Doch wieso muss man eine Maske im Büro tragen, auch wenn der nächste Mitarbeiter drei Meter entfernt sitzt? «Wenn jemand im Büro positiv getestet wird, ohne dass die Mitarbeiter eine Maske tragen, dann müssen alle in Quarantäne. Haben sie aber Masken getragen, dann muss nur die positiv getestet Person in Isolation», erklärt Jürg Sommer vom Amt für Gesundheit. Dass hingegen die Restaurants offenbleiben sollen, gehört für Sommer zur Strategie «Leben mit Covid»: «Wir versuchen die Massnahmen so zu konzipieren, dass wir gut geschützt sind, ein Leben aber noch möglich ist.»

Harte Konsequenzen für den Jugendsport

Die zweite Anpassung betrifft den Jugendsport. Konkret gelten die vom Bund vorgegeben Massnahmen neu auch für Jugendliche ab 12 Jahren. Bisher lag die Grenze bei 16 Jahren. Das heisst: Sport drinnen bei einer Gruppengrösse bis zu 15 Personen nur noch mit Maske und Abstand, draussen mit Maske oder Abstand. Jegliche Sportarten mit Körperkontakt sind jetzt auch ab 12 Jahren verboten.

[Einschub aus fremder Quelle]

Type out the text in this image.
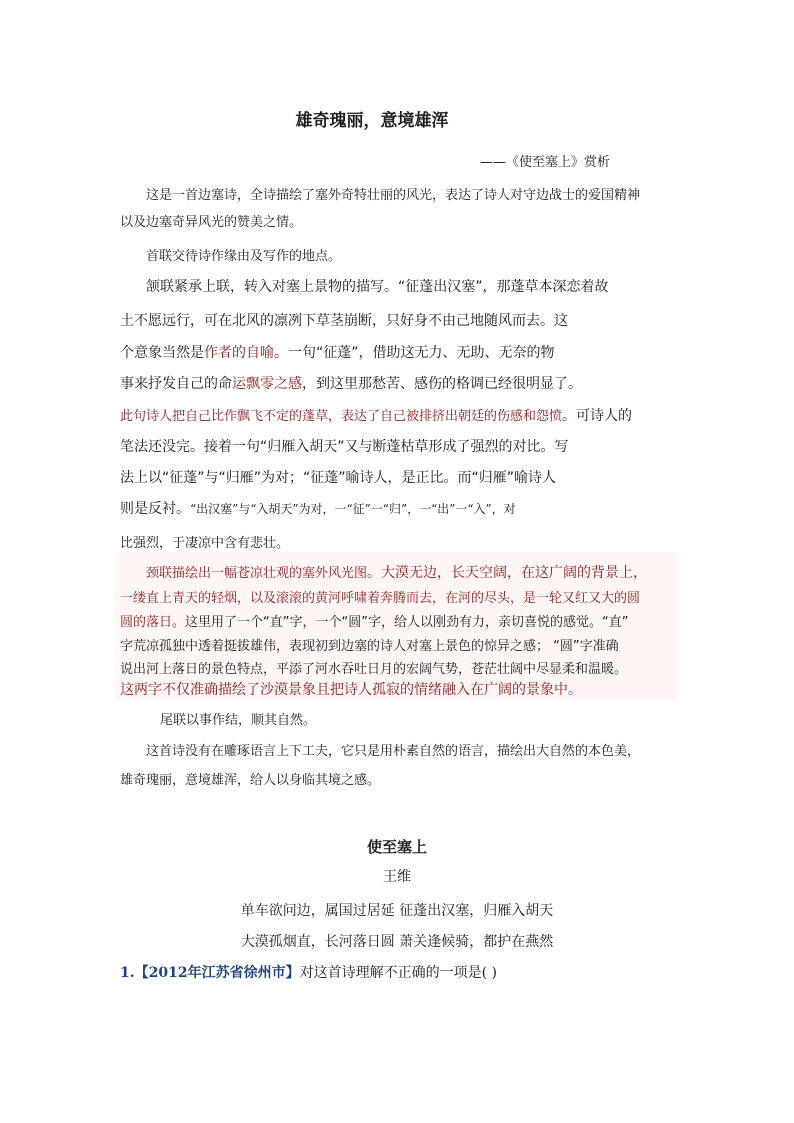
雄奇瑰丽，意境雄浑
——《使至塞上》赏析
这是一首边塞诗，全诗描绘了塞外奇特壮丽的风光，表达了诗人对守边战士的爱国精神
以及边塞奇异风光的赞美之情。
首联交待诗作缘由及写作的地点。
颔联紧承上联，转入对塞上景物的描写。“征蓬出汉塞”，那蓬草本深恋着故
土不愿远行，可在北风的凛冽下草茎崩断，只好身不由己地随风而去。这
个意象当然是作者的自喻。一句“征蓬”，借助这无力、无助、无奈的物
事来抒发自己的命运飘零之感，到这里那愁苦、感伤的格调已经很明显了。
此句诗人把自己比作飘飞不定的蓬草，表达了自己被排挤出朝廷的伤感和怨愤。可诗人的
笔法还没完。接着一句“归雁入胡天”又与断蓬枯草形成了强烈的对比。写
法上以“征蓬”与“归雁”为对；“征蓬”喻诗人，是正比。而“归雁”喻诗人
则是反衬。“出汉塞”与“入胡天”为对，一“征”一“归”，一“出”一“入”，对
比强烈，于凄凉中含有悲壮。
颈联描绘出一幅苍凉壮观的塞外风光图。大漠无边，长天空阔，在这广阔的背景上，
一缕直上青天的轻烟，以及滚滚的黄河呼啸着奔腾而去，在河的尽头，是一轮又红又大的圆
圆的落日。这里用了一个“直”字，一个“圆”字，给人以刚劲有力，亲切喜悦的感觉。“直”
字荒凉孤独中透着挺拔雄伟，表现初到边塞的诗人对塞上景色的惊异之感； “圆”字准确
说出河上落日的景色特点，平添了河水吞吐日月的宏阔气势，苍茫壮阔中尽显柔和温暖。
这两字不仅准确描绘了沙漠景象且把诗人孤寂的情绪融入在广阔的景象中。
尾联以事作结，顺其自然。
这首诗没有在雕琢语言上下工夫，它只是用朴素自然的语言，描绘出大自然的本色美，
雄奇瑰丽，意境雄浑，给人以身临其境之感。
使至塞上
王维
单车欲问边，属国过居延 征蓬出汉塞，归雁入胡天
大漠孤烟直，长河落日圆 萧关逢候骑，都护在燕然
1.【2012年江苏省徐州市】对这首诗理解不正确的一项是( )
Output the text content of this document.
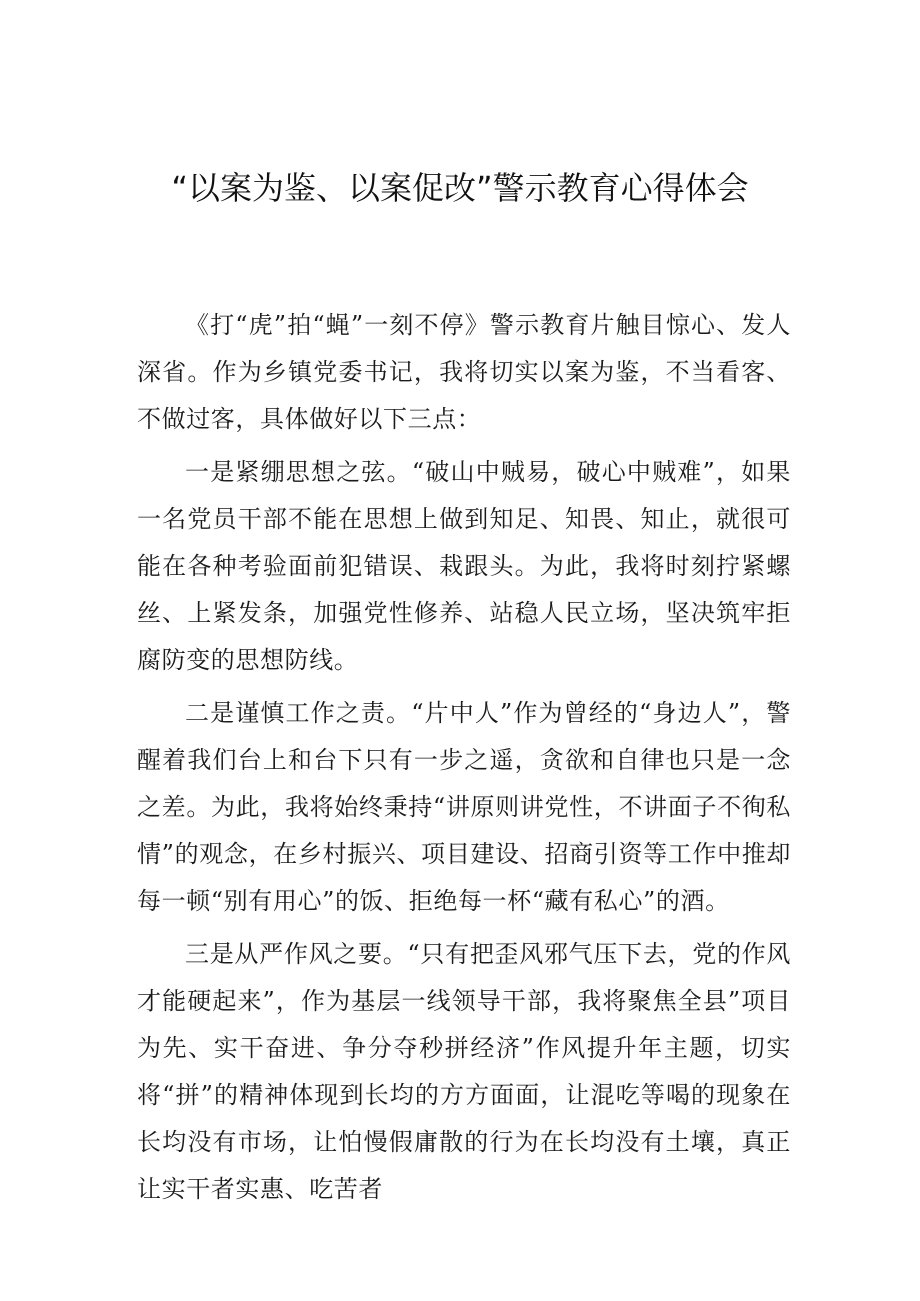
“以案为鉴、以案促改”警示教育心得体会

《打“虎”拍“蝇”一刻不停》警示教育片触目惊心、发人深省。作为乡镇党委书记，我将切实以案为鉴，不当看客、不做过客，具体做好以下三点：

一是紧绷思想之弦。“破山中贼易，破心中贼难”，如果一名党员干部不能在思想上做到知足、知畏、知止，就很可能在各种考验面前犯错误、栽跟头。为此，我将时刻拧紧螺丝、上紧发条，加强党性修养、站稳人民立场，坚决筑牢拒腐防变的思想防线。

二是谨慎工作之责。“片中人”作为曾经的“身边人”，警醒着我们台上和台下只有一步之遥，贪欲和自律也只是一念之差。为此，我将始终秉持“讲原则讲党性，不讲面子不徇私情”的观念，在乡村振兴、项目建设、招商引资等工作中推却每一顿“别有用心”的饭、拒绝每一杯“藏有私心”的酒。

三是从严作风之要。“只有把歪风邪气压下去，党的作风才能硬起来”，作为基层一线领导干部，我将聚焦全县”项目为先、实干奋进、争分夺秒拼经济”作风提升年主题，切实将“拼”的精神体现到长均的方方面面，让混吃等喝的现象在长均没有市场，让怕慢假庸散的行为在长均没有土壤，真正让实干者实惠、吃苦者
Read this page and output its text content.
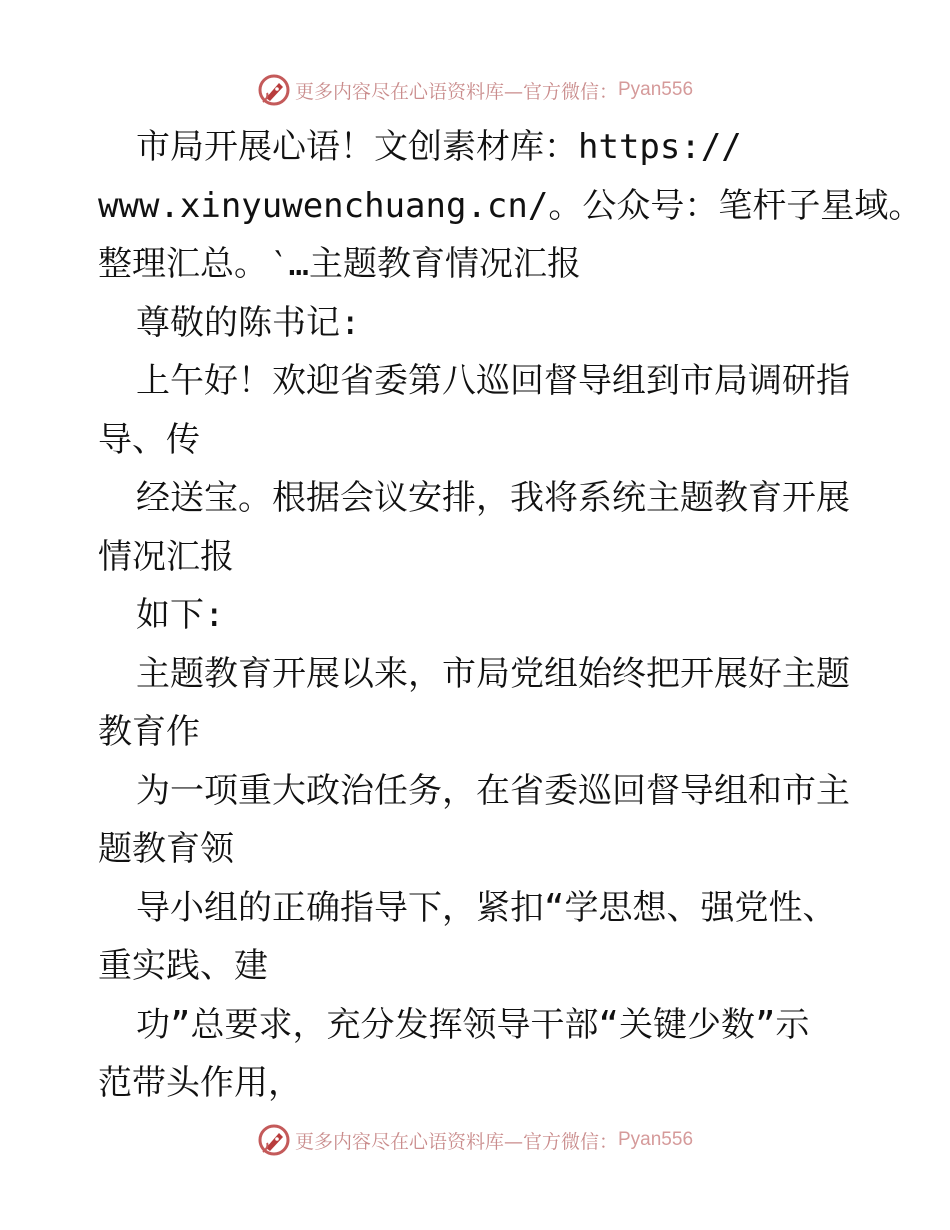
更多内容尽在心语资料库—官方微信： Pyan556
市局开展心语！文创素材库：https://
www.xinyuwenchuang.cn/。公众号：笔杆子星域。
整理汇总。‵…主题教育情况汇报
尊敬的陈书记:
上午好！欢迎省委第八巡回督导组到市局调研指
导、传
经送宝。根据会议安排，我将系统主题教育开展
情况汇报
如下:
主题教育开展以来，市局党组始终把开展好主题
教育作
为一项重大政治任务，在省委巡回督导组和市主
题教育领
导小组的正确指导下，紧扣“学思想、强党性、
重实践、建
功”总要求，充分发挥领导干部“关键少数”示
范带头作用，
更多内容尽在心语资料库—官方微信： Pyan556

Für viele Sportarten heisst das faktisch ein Trainingsstillstand bei den Junioren. Für die C-Junioren beim SC-Binnigen etwa steht fest: Die nächsten zwei Monate können sie nicht trainieren. «Für die Kinder ist das eine Tragödie», sagt Trainer Mario Hueber.

Auch der Turnverein Gelterkinden hat den Betrieb nach der Hiobsbotschaft am Mittwoch gänzlich eingestellt. «Die Nachricht vom Kanton kam zu diesem Zeitpunkt überraschend», sagt Präsident Tomaso Bitterlin. Zwar sei Kraft- oder Techniktraining theoretisch noch möglich, das allein mache aber wenig Sinn. Zudem könne etwa beim Geräteturnen das Trainieren mit Maske schnell auch gefährlich werden.